Tech reseller, Decluttr , recently commissioned a survey of 1,750 U.S. adults, seeking input into why consumers continue to upgrade to new technologies despite slow innovation and whether Apple’s release of a 5G device will impact their interest in purchasing the new 2020 phone.
Over half of Americans say they plan to purchase the upcoming Apple iPhone, yet their reasons for doing so are unclear, according to Decluttr.
Fifty-three percent of respondents indicate they plan to purchase the 2020 iPhone. Yet despite the hype around 5G, a high number of people (42%) who intend to buy the newly released iPhone aren’t even aware that the phone will be 5G compatible. In fact, 28% of Apple phone users think they already have a 5G enabled phone and 16% either said they don’t know or they believe their phone is compatible with a non-existent 6G mobile network, according to Decluttr.
When asked about the reason for upgrading, the primary motivation was that they either happened to be in need of an upgrade anyway or their carrier happened to be offering an option to upgrade (32%), says Liam Howley, CMO of Decluttr
When it comes to upgrading, smartphone users typically purchase a new phone every one (24%) to two years (22%), yet upgrades are often made out of pure need, either when a phone breaks (48%), when the phone is damaged beyond repair (41%) or when it qualifies for an upgrade (37%) – rather than the need for innovative new features. That said, most have little interest in the latest technology that they’re actually paying a premium for, says Howley.

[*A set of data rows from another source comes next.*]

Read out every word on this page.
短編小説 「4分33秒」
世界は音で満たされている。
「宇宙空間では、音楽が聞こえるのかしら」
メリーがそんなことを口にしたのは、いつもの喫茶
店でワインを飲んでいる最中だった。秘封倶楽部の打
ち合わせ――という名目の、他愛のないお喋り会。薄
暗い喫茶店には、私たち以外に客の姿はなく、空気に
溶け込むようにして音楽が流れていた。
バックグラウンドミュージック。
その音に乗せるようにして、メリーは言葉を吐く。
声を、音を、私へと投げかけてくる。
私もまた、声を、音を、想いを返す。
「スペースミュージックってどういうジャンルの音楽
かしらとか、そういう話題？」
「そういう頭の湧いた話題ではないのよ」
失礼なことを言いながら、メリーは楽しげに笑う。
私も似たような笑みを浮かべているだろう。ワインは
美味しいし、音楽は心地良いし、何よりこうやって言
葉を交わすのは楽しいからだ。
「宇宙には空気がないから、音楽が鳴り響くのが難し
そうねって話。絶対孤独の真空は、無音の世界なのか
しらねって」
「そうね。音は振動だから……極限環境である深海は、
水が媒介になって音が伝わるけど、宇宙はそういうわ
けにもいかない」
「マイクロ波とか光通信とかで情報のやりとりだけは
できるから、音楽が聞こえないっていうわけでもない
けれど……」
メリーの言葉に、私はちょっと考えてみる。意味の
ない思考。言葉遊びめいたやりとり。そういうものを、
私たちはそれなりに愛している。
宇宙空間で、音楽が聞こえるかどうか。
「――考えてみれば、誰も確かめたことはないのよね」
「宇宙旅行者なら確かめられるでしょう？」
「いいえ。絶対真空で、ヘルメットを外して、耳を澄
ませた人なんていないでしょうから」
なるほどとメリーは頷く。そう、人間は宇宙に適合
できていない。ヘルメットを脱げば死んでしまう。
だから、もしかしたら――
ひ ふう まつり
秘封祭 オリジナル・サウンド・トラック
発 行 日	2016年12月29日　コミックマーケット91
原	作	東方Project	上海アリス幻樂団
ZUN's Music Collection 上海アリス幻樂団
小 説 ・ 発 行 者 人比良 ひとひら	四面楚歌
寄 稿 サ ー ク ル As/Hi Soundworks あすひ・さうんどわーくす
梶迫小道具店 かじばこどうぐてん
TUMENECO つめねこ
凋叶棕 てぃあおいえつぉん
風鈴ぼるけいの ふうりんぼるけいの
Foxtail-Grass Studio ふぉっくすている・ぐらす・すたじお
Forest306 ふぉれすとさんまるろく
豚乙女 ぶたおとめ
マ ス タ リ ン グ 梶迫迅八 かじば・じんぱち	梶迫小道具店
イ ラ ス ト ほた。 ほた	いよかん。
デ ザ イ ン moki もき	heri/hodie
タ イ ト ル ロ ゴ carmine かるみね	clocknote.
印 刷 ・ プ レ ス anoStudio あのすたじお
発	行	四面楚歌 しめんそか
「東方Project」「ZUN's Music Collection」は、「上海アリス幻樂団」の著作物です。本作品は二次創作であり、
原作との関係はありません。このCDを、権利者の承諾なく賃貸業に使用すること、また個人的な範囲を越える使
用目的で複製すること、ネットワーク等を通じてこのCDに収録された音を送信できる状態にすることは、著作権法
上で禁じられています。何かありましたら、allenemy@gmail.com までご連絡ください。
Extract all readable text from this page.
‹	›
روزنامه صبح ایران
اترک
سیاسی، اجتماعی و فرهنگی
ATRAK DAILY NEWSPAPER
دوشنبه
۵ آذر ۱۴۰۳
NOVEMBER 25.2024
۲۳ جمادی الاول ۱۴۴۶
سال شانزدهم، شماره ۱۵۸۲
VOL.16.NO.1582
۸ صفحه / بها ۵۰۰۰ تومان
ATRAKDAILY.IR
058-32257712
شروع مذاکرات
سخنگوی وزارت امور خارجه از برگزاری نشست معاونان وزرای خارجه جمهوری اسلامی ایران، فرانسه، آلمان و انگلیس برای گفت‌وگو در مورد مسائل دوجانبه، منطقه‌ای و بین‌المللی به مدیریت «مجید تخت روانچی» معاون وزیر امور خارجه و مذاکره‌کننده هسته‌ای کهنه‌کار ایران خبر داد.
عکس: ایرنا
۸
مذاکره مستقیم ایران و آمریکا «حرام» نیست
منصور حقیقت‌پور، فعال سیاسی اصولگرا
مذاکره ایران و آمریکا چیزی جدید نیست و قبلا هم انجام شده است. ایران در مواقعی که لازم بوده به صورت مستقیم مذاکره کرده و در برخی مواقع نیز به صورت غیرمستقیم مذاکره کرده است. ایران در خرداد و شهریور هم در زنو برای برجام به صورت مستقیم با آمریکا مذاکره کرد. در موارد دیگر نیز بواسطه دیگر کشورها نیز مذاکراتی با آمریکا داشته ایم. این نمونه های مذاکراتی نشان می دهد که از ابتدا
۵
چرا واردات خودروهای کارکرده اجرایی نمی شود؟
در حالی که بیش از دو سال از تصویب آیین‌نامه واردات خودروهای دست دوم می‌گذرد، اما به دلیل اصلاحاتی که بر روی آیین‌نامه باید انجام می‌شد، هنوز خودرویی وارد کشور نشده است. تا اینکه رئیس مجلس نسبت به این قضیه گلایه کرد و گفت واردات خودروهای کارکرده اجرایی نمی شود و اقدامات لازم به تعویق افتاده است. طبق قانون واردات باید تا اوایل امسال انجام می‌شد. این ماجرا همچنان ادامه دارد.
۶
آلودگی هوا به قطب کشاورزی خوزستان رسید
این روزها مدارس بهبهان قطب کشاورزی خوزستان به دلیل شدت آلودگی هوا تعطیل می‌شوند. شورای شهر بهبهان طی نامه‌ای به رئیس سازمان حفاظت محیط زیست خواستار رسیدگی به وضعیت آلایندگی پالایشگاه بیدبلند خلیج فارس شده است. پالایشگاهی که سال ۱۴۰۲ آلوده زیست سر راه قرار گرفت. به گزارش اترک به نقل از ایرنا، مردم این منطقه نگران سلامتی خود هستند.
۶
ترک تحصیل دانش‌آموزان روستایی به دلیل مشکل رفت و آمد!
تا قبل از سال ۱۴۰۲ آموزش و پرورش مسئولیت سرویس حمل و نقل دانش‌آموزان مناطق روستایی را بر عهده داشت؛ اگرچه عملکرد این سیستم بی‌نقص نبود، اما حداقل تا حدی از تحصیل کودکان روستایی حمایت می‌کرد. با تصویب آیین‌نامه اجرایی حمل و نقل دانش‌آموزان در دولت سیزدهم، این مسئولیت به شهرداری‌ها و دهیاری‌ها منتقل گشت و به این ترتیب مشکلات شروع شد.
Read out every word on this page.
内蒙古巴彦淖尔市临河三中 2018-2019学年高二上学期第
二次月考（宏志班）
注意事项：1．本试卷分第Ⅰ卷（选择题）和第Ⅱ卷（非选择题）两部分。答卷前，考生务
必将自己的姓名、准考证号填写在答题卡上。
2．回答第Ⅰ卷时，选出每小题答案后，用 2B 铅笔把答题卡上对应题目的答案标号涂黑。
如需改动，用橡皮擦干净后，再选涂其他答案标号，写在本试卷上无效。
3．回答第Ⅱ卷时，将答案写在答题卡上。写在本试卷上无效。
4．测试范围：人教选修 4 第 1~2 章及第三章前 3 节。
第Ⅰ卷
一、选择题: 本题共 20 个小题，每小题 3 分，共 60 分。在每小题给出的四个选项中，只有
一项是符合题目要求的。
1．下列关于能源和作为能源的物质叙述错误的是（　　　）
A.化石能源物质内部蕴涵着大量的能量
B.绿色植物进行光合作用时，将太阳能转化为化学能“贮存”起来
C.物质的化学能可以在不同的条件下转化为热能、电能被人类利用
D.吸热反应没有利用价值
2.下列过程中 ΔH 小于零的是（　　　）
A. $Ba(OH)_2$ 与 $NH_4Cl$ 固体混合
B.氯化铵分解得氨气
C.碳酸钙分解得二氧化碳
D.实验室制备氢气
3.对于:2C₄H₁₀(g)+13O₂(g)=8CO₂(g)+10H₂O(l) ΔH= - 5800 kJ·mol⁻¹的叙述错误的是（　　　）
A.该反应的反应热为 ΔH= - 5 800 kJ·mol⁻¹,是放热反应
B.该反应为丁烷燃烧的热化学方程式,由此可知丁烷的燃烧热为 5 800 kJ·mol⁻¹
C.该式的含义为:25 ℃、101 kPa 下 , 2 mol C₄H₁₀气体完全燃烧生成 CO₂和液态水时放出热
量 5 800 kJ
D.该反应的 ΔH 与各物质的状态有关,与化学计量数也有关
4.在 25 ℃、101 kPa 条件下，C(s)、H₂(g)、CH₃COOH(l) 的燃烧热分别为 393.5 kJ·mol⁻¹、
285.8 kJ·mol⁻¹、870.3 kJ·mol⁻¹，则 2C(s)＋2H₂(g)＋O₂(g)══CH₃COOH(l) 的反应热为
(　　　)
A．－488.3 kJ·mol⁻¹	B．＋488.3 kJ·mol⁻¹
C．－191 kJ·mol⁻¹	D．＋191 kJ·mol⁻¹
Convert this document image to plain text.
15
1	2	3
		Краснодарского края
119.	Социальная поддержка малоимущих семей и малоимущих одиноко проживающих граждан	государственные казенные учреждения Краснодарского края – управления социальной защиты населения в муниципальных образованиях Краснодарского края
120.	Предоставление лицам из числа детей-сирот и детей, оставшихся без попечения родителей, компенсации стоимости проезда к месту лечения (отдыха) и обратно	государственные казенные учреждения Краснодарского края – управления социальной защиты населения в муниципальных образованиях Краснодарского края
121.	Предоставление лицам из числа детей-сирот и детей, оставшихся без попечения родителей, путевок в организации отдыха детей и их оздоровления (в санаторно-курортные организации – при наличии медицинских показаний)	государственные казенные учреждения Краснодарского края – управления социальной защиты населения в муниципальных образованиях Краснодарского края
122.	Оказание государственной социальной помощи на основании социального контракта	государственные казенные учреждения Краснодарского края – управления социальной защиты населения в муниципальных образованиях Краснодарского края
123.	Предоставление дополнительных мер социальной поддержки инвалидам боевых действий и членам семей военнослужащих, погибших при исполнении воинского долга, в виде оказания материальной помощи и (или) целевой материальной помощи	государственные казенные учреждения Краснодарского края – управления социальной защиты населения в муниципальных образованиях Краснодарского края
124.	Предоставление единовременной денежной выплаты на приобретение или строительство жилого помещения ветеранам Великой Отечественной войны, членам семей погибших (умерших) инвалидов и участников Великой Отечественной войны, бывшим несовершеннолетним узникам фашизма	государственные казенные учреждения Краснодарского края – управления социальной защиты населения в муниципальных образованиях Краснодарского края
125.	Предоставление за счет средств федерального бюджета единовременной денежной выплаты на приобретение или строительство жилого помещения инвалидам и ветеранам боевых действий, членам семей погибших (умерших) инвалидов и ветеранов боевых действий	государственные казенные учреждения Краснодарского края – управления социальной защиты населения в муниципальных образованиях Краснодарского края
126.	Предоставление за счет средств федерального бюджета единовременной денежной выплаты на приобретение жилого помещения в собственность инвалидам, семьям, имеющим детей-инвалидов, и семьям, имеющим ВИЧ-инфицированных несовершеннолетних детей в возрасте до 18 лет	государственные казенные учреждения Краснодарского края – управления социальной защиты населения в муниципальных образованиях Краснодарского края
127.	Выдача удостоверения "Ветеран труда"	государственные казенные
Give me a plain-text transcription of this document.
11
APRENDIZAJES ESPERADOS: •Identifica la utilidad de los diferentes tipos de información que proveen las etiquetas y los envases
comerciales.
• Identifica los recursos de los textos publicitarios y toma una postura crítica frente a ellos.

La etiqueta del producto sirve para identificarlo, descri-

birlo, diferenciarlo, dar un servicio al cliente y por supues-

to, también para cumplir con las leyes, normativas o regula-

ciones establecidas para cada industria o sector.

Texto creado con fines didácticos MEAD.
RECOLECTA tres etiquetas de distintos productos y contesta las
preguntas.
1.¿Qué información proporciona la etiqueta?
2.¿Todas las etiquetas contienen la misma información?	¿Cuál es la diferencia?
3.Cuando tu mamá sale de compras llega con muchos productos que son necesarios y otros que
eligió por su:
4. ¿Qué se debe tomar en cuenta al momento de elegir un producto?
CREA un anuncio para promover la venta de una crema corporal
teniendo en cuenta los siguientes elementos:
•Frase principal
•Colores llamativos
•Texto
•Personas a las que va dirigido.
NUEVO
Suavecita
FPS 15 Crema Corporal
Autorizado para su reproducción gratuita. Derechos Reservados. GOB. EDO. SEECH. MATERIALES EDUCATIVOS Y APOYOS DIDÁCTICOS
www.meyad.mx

For the most part, Americans are content with the tech they already have and don’t feel inclined to keep up to date with the latest advancements (69%). 64% agreed that they didn’t find newer models to be noticeably different to older ones. Yet, despite the apathetic attitude of most, many Americans continue to overspend due to the pervasive, upgrade-culture of today, Howley says.
He says that, based on Decluttr’s recent study , mobile phones lose an average of 40% of their value within just the first month of their release, dropping to 51% by the end of 12 months.
“For those consumers willing to look outside of buying the newest release, there’s a significant monetary difference,” says Howley, “For example, you can buy a refurbished, ‘very good’ condition iPhone 11 Pro right now for $750, whereas at its launch less than a year ago, it cost $250 more. New phones lose value rapidly within weeks of their launch, only stabilizing after about 6 months of being on the market. For those that don’t see much of a difference when it comes to the features, it certainly seems to be the smarter financial choice to opt for a slightly older model or wait until the new device has been on the market for longer.”
Decluttr says here’s how much consumers could expect to pay should they upgrade to a refurbished Apple device released within the last couple years, as opposed to purchasing brand new: iPhone X: $410 iPhone XR: $410 iPhone XS: $480 iPhone XS Max: $500 iPhone 11 Pro: $750.